What exactly is PMI and how can I get rid of it?   (Return to top)

PMI is short for for Private Mortgage Insurance. This additional plan guards the lender if a borrower is unable to pay on the loan and the market price of the home is lower than the balance of the loan. Once you can prove the amount you owe on your home is less than 80% of the home's market value, you can make a case to your lender to drop the PMI.

The amount you keep from dropping your PMI pays for the appraisal in a matter of months. Appraisal Solutions is in the business of tracking real estate value trends in Maryville and Madison County. Contact us today.

Do you need anything from the homeowner in advance?   (Return to top)

The first step in most appraisals is the home inspection. During this process, the appraiser will come to your home and measure it, determine the layout of the rooms inside, confirm all aspects of the home's general condition, and take several photos of your house for inclusion in the report. On the home's interior, make sure it is clutter free and that we can get to things like furnaces and water heaters. On the outside, trim any bushes so we can be free to get an accurate measurement of outside walls.

To help expedite our work as well as ensure a more accurate report, attempt if possible to have the following items:
  • Any information on the purchase of the property for the last three years.
  • Title policy that lists encroachments or easements.
  • Any "Homeowners Associations" agreements or, if applicable, condo covenants or fees .
  • A list of any major home improvements and upgrades, the amount of their purchase and date of their installation (for example, the addition of Insulation or roof repairs) and permit confirmation (if available).
  • A bill for your most recent real estate taxes which should also contain a legal description of the property.

How does an appraiser define "Market Value"?   (Return to top)

In real estate appraising, Market Value is commonly defined as:

"The most probable price (in terms of money) which a property should bring in a competitive and open market under all conditions requisite to a fair sale, the buyer and seller each acting prudently and knowledgeably, and assuming the price is not affected by undue stimulus. Implicit in this definition is the consummation of a sale as of a specified date and the passing of title from seller to buyer under conditions whereby: the buyer and seller are typically motivated; both parties are well informed or well advised, and acting in what they consider their best interests; a reasonable time is allowed for exposure in the open market; payment is made in terms of cash in United States dollars or in terms of financial arrangements comparable thereto; and the price represents the normal consideration for the property sold unaffected by special or creative financing or sales concessions granted by anyone associated with the sale."



Once complete, who actually owns the appraisal report?   (Return to top)

In most real estate transactions, the appraisal is ordered by the lender. While the buyer pays for the report as part of the closing costs, the lender retains the right to use the report or any information contained within.
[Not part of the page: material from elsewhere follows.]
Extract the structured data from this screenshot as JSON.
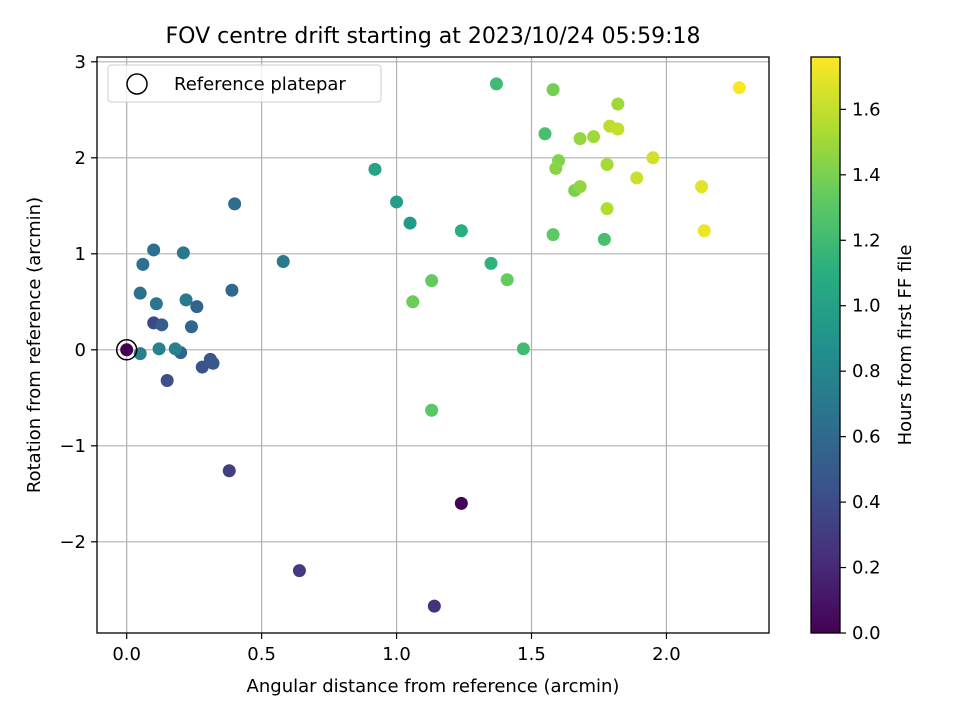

The buyer is certainly entitled to a copy of the appraisal - it's usually included with all the other closing documents - but is not entitled to use the report for any other purpose without permission from the lender.
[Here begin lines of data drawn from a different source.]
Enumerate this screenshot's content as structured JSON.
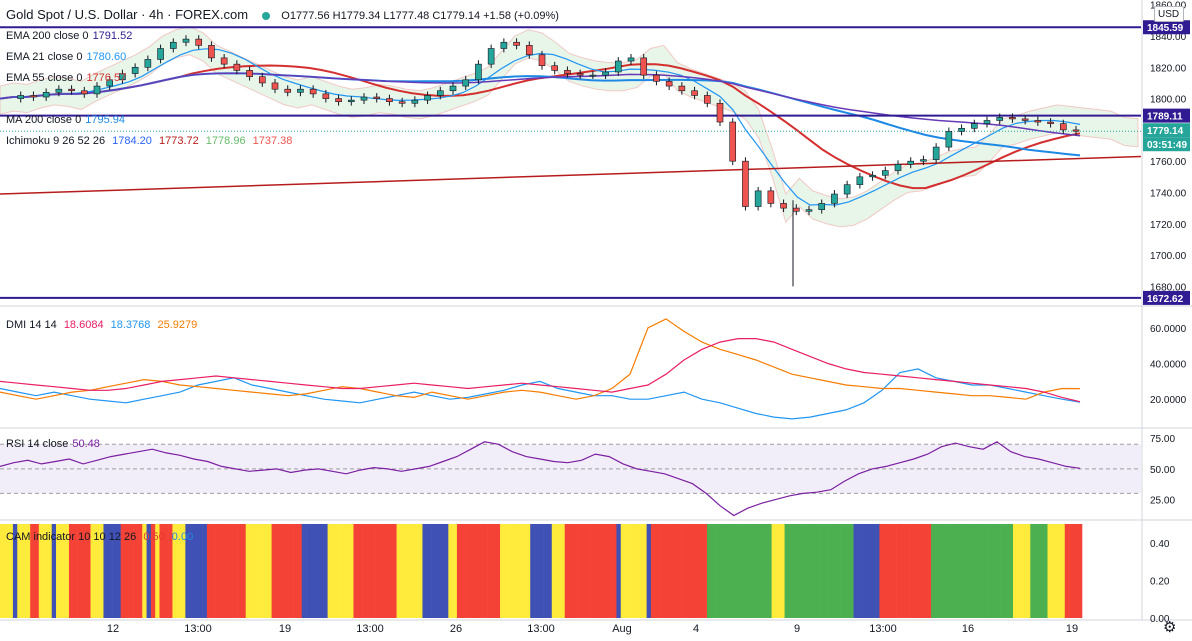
{
  "header": {
    "symbol": "Gold Spot / U.S. Dollar · 4h · FOREX.com",
    "ohlc": "O1777.56  H1779.34  L1777.48  C1779.14  +1.58 (+0.09%)",
    "currency": "USD"
  },
  "indicators": {
    "ema200": {
      "label": "EMA 200 close 0",
      "value": "1791.52"
    },
    "ema21": {
      "label": "EMA 21 close 0",
      "value": "1780.60"
    },
    "ema55": {
      "label": "EMA 55 close 0",
      "value": "1776.57"
    },
    "ma200": {
      "label": "MA 200 close 0",
      "value": "1795.94"
    },
    "ichimoku": {
      "label": "Ichimoku 9 26 52 26",
      "v1": "1784.20",
      "v2": "1773.72",
      "v3": "1778.96",
      "v4": "1737.38"
    },
    "dmi": {
      "label": "DMI 14 14",
      "v1": "18.6084",
      "v2": "18.3768",
      "v3": "25.9279"
    },
    "rsi": {
      "label": "RSI 14 close",
      "value": "50.48"
    },
    "cam": {
      "label": "CAM indicator 10 10 12 26",
      "v1": "0.50",
      "v2": "0.00"
    }
  },
  "price_axis": {
    "ticks": [
      "1860.00",
      "1840.00",
      "1820.00",
      "1800.00",
      "1780.00",
      "1760.00",
      "1740.00",
      "1720.00",
      "1700.00",
      "1680.00"
    ],
    "markers": [
      {
        "text": "1845.59",
        "color": "#311b92"
      },
      {
        "text": "1789.11",
        "color": "#311b92"
      },
      {
        "text": "1779.14",
        "color": "#26a69a"
      },
      {
        "text": "03:51:49",
        "color": "#26a69a"
      },
      {
        "text": "1672.62",
        "color": "#311b92"
      }
    ]
  },
  "dmi_axis": {
    "ticks": [
      "60.0000",
      "40.0000",
      "20.0000"
    ]
  },
  "rsi_axis": {
    "ticks": [
      "75.00",
      "50.00",
      "25.00"
    ]
  },
  "cam_axis": {
    "ticks": [
      "0.40",
      "0.20",
      "0.00"
    ]
  },
  "time_axis": {
    "ticks": [
      "12",
      "13:00",
      "19",
      "13:00",
      "26",
      "13:00",
      "Aug",
      "4",
      "9",
      "13:00",
      "16",
      "19"
    ]
  },
  "chart_data": {
    "type": "line",
    "title": "Gold Spot / U.S. Dollar · 4h · FOREX.com",
    "price_range": [
      1670,
      1863
    ],
    "horizontal_levels": [
      1845.59,
      1789.11,
      1672.62
    ],
    "trendline": {
      "from": 1739,
      "to": 1763
    },
    "close_series": [
      1800,
      1802,
      1801,
      1804,
      1806,
      1805,
      1803,
      1808,
      1812,
      1816,
      1820,
      1825,
      1832,
      1836,
      1838,
      1834,
      1826,
      1822,
      1818,
      1814,
      1810,
      1806,
      1804,
      1806,
      1803,
      1800,
      1798,
      1799,
      1801,
      1800,
      1798,
      1797,
      1799,
      1802,
      1805,
      1808,
      1812,
      1822,
      1832,
      1836,
      1834,
      1828,
      1821,
      1818,
      1816,
      1815,
      1815,
      1817,
      1824,
      1826,
      1815,
      1811,
      1808,
      1805,
      1802,
      1797,
      1785,
      1760,
      1731,
      1741,
      1733,
      1730,
      1728,
      1729,
      1733,
      1739,
      1745,
      1750,
      1751,
      1754,
      1758,
      1760,
      1761,
      1769,
      1779,
      1781,
      1784,
      1786,
      1788,
      1787,
      1786,
      1785,
      1784,
      1780,
      1779.14
    ],
    "rsi_range": [
      10,
      80
    ],
    "rsi_levels": [
      70,
      50,
      30
    ],
    "rsi_series": [
      52,
      55,
      57,
      54,
      56,
      58,
      54,
      57,
      60,
      62,
      64,
      66,
      63,
      61,
      58,
      56,
      52,
      50,
      48,
      49,
      50,
      47,
      49,
      50,
      48,
      46,
      49,
      51,
      50,
      48,
      50,
      52,
      56,
      60,
      66,
      72,
      70,
      64,
      60,
      58,
      56,
      55,
      57,
      62,
      60,
      54,
      50,
      48,
      46,
      42,
      38,
      30,
      20,
      12,
      18,
      22,
      25,
      28,
      30,
      31,
      33,
      40,
      46,
      50,
      52,
      55,
      58,
      62,
      68,
      71,
      68,
      66,
      72,
      64,
      60,
      58,
      55,
      52,
      50.48
    ],
    "dmi_range": [
      5,
      70
    ],
    "dmi_series": [
      {
        "name": "",
        "color": "#2196f3",
        "values": [
          26,
          24,
          22,
          24,
          22,
          20,
          19,
          18,
          20,
          22,
          24,
          28,
          30,
          32,
          28,
          26,
          24,
          22,
          20,
          19,
          18,
          20,
          22,
          24,
          22,
          20,
          21,
          23,
          25,
          28,
          30,
          26,
          24,
          22,
          22,
          20,
          20,
          22,
          24,
          20,
          18,
          15,
          12,
          10,
          9,
          10,
          12,
          14,
          18,
          25,
          35,
          37,
          32,
          30,
          28,
          28,
          26,
          24,
          22,
          20,
          18.38
        ]
      },
      {
        "name": "",
        "color": "#f57c00",
        "values": [
          24,
          22,
          20,
          22,
          24,
          25,
          27,
          29,
          31,
          30,
          28,
          27,
          26,
          25,
          24,
          23,
          22,
          23,
          25,
          27,
          26,
          24,
          22,
          21,
          24,
          22,
          20,
          22,
          24,
          25,
          24,
          22,
          20,
          22,
          26,
          34,
          60,
          65,
          58,
          52,
          48,
          45,
          42,
          38,
          34,
          32,
          30,
          28,
          27,
          26,
          26,
          25,
          24,
          23,
          22,
          22,
          21,
          20,
          24,
          26,
          25.93
        ]
      },
      {
        "name": "",
        "color": "#e91e63",
        "values": [
          30,
          29,
          28,
          27,
          26,
          25,
          25,
          26,
          28,
          30,
          31,
          32,
          33,
          32,
          31,
          30,
          29,
          28,
          27,
          26,
          26,
          27,
          28,
          29,
          28,
          27,
          26,
          27,
          28,
          29,
          28,
          27,
          26,
          25,
          24,
          26,
          28,
          34,
          42,
          48,
          52,
          54,
          54,
          52,
          48,
          44,
          40,
          37,
          35,
          34,
          33,
          32,
          31,
          30,
          29,
          28,
          27,
          26,
          24,
          21,
          18.61
        ]
      }
    ],
    "cam_range": [
      0,
      0.5
    ],
    "cam_colors": {
      "yellow": "#ffeb3b",
      "red": "#f44336",
      "blue": "#3f51b5",
      "green": "#4caf50"
    },
    "cam_sequence": "YYYBYYYRRYYYBYYYRRRRRYYYBBBBRRRRRYBRYRRRYYYBBBBBRRRRRRRRRYYYYYYRRRRRRRBBBBBBYYYYYYRRRRRRRRRRYYYYYYBBBBBBYYRRRRRRRRRRYYYYYYYBBBBBYYYRRRRRRRRRRRRBYYYYYYBRRRRRRRRRRRRRGGGGGGGGGGGGGGGYYYGGGGGGGGGGGGGGGGBBBBBBRRRRRRRRRRRRGGGGGGGGGGGGGGGGGGGYYYYGGGGYYYYRRRR"
  }
}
It's different when it's the homeowner hiring the appraiser for things outside securing a mortgage. In these cases, the appraiser may stipulate how the appraisal can be used; for PMI removal, or estate planning or tax challenges, for example. If not noted otherwise, the home owner can use the appraisal for any purpose.


How can I get the most ROI out of home improvements?   (Return to top)
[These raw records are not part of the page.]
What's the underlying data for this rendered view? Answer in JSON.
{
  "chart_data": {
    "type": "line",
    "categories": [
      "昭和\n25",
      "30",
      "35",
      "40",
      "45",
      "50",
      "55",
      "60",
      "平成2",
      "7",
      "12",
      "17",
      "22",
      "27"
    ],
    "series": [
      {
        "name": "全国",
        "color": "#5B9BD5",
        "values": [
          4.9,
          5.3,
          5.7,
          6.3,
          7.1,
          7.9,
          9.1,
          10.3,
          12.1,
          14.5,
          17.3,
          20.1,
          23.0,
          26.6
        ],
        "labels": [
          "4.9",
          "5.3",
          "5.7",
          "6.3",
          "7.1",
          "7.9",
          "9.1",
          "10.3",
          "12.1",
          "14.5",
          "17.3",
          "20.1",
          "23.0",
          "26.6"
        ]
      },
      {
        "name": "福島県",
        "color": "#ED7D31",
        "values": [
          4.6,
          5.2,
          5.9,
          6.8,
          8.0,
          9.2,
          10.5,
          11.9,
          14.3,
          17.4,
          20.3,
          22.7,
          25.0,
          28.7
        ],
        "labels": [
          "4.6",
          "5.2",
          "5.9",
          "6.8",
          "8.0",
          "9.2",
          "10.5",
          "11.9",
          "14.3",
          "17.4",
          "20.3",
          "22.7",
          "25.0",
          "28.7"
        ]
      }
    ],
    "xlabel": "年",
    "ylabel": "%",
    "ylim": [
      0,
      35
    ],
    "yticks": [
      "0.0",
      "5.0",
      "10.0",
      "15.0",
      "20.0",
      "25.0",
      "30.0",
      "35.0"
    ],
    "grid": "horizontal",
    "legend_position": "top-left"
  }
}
The answer to this is different depending upon the location of the home. For example, putting in an inline humidifier could be nice in arid regions, but completely useless near the coast!

As a rule, the most value returned from renovating a home comes in the kitchen. According to one national survey, kitchen remodels returned an average of 88% of the investment. In other words, a $10,000 kitchen remodeling project would add approximately $8,800 to the value of the home. Bathrooms were second, yielding 85%. On the contrary, an improvement that may not add value would be painting just for the sake of redecorating.